Standard graphs include spoke and wheel, peacock, group, hierarchy and mesh. An analytic component of the visualization is the automatic positioning of the nodes on the screen, i.e., the projection of the graph onto a plane. Different algorithms position the nodes based on the strength of the links between nodes or to agglomerate the nodes into groups of the same kind. Once displayed, the user typically has the ability to move nodes, modify node and link attributes, zoom in, collapse, highlight, hide or delete portions of the graph.
Variable Creation
Link analysis can append new fields to existing records or create entirely new data sets for subsequent modeling stages in a decision system. For example, a new variable for a customer might be the total number of email addresses and credit card numbers linked to that customer.
Search
Link analysis query mechanisms include retrieving nodes and links matching specified criteria, such as node and link attributes, as well as search by example to find more nodes that are similar to the specified example node.
A more complex task is similarity search, also called clustering. Here, the objective is to find groups of similar nodes. These may actually be multiple instances of the same physical entity, such as a single individual using multiple accounts in a similar fashion.
Network Analysis
Network analysis is the search for parts of the linkage graph that play particular roles. It is used to build more robust communication networks and to combat organized crime.
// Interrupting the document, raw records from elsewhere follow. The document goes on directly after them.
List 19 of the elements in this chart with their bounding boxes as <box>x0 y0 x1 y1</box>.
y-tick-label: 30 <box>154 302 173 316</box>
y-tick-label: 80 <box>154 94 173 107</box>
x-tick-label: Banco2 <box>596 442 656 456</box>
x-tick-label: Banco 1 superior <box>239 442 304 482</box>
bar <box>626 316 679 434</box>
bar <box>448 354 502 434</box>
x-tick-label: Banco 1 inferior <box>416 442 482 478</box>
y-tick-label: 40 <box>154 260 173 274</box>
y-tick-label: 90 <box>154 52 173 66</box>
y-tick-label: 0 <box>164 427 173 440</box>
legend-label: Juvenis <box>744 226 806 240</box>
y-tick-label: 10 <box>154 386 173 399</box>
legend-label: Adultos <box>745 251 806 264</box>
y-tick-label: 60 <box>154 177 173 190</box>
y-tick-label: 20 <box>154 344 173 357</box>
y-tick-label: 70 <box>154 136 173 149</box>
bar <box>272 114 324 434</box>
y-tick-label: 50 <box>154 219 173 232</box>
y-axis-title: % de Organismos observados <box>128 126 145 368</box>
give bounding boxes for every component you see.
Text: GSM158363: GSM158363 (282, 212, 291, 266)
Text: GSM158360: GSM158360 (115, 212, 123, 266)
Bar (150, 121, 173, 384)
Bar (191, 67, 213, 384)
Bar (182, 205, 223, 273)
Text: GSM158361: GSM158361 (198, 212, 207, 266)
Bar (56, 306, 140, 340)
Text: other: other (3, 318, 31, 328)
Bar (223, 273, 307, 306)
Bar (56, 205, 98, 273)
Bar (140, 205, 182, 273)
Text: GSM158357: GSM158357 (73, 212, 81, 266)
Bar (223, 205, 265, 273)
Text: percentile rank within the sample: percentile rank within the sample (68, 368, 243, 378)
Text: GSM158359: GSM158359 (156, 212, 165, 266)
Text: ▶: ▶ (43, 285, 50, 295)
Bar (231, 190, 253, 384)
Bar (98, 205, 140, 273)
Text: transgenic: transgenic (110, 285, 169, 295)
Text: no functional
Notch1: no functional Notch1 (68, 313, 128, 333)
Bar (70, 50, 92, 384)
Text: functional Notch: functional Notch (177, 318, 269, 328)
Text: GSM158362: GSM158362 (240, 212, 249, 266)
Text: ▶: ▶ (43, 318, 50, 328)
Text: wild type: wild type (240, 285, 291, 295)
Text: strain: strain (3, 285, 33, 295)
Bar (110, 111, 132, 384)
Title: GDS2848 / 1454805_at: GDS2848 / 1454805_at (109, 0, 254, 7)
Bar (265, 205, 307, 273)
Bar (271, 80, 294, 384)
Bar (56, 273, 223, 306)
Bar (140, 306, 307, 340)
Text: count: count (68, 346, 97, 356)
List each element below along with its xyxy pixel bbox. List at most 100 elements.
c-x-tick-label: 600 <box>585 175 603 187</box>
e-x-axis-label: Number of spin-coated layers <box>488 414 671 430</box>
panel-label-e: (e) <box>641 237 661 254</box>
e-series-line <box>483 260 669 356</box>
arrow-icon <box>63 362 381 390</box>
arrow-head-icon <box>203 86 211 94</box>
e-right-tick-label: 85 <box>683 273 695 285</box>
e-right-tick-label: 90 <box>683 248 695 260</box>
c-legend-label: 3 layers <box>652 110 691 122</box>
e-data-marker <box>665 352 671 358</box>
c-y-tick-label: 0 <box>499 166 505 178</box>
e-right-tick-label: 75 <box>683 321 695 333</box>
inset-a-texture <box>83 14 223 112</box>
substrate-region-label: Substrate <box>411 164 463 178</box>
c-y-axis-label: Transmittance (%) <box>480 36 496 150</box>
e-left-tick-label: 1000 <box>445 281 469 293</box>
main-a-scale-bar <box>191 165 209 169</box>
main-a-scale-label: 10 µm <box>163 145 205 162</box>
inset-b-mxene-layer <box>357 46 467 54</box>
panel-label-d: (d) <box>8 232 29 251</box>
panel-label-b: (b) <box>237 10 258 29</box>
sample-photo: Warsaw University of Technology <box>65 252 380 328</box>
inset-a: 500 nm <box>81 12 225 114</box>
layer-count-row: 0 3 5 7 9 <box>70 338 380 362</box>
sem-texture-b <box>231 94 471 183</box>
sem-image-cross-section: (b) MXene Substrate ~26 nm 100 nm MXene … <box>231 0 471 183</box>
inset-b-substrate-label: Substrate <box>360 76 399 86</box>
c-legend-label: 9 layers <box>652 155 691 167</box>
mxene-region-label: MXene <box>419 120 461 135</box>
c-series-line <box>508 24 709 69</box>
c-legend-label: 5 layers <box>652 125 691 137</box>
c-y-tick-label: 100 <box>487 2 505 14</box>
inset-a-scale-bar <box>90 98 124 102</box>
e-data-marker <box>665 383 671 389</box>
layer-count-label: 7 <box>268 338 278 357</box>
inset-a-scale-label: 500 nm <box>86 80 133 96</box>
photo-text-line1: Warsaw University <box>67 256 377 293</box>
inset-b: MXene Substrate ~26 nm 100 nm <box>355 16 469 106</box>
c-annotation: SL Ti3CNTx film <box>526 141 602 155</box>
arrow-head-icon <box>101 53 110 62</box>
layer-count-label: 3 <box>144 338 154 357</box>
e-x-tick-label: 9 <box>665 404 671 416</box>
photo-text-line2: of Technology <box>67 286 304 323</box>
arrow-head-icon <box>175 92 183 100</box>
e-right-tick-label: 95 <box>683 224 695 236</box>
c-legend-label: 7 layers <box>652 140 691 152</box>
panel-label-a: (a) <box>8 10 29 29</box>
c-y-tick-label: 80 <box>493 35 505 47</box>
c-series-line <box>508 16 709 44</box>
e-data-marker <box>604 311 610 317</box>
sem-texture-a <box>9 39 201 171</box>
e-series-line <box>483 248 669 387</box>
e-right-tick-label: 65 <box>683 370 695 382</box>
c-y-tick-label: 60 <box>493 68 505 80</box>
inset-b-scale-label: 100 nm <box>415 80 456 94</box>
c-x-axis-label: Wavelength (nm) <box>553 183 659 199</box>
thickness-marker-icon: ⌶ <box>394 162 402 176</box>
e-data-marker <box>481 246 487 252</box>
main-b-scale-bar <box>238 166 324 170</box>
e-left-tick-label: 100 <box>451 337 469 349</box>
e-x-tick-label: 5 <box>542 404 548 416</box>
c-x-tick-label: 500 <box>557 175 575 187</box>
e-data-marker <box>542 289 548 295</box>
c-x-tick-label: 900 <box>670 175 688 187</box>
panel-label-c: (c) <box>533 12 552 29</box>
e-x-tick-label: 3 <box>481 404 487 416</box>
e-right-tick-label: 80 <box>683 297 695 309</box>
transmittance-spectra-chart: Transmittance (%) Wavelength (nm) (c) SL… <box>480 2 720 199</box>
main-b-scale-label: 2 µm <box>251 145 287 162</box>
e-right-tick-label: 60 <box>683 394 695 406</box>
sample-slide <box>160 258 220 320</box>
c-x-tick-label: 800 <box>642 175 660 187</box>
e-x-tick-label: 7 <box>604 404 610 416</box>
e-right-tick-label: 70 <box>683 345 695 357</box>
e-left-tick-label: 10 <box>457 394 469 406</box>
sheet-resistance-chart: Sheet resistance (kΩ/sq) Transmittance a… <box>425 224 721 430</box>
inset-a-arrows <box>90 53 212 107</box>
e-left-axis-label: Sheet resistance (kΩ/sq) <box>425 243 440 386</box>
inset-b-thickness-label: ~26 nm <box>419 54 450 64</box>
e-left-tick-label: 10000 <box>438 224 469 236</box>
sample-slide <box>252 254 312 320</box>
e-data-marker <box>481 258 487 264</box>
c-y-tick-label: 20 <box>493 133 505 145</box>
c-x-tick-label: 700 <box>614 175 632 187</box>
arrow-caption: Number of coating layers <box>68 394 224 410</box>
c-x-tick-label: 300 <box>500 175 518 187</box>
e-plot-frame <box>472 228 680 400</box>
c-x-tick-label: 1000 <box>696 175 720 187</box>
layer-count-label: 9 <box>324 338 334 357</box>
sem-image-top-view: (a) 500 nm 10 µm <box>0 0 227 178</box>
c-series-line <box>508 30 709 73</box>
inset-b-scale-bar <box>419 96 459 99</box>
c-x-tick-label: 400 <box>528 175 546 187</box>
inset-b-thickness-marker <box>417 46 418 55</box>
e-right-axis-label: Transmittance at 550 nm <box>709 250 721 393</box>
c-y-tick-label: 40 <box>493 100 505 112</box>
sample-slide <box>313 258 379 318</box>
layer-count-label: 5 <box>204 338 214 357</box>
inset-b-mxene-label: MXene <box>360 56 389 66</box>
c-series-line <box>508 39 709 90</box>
This exploration revolves around questions such as:
- Which nodes are key or central to the network?
- Which links can be severed or strengthened to most effectively impede or enhance the operation of the network?
- Can the existence of undetected links or nodes be inferred from the known data?
- Are there similarities in the structure of subparts of the network that can indicate an underlying relationship (e.g., modus operandi)?
- What are the relevant sub-networks within a much larger network?
- What data model and level of aggregation best reveal certain types of links and sub-networks?
- What types of structured groups of entities occur in the data set?
Applications
Link analysis tools such as those provided by Crime Tech Solutions are increasingly used in law enforcement investigations, detecting terrorist threats, fraud detection, detecting money laundering, telecommunications network analysis, classifying web pages, analyzing transportation routes, pharmaceuticals research, epidemiology, detecting nuclear proliferation and a host of other specialized applications. For example, in the case of money laundering, the entities might include people, bank accounts and businesses, and the transactions might include wire transfers, checks and cash deposits. Exploring relationships among these different objects helps expose networks of activity, both legal and illegal.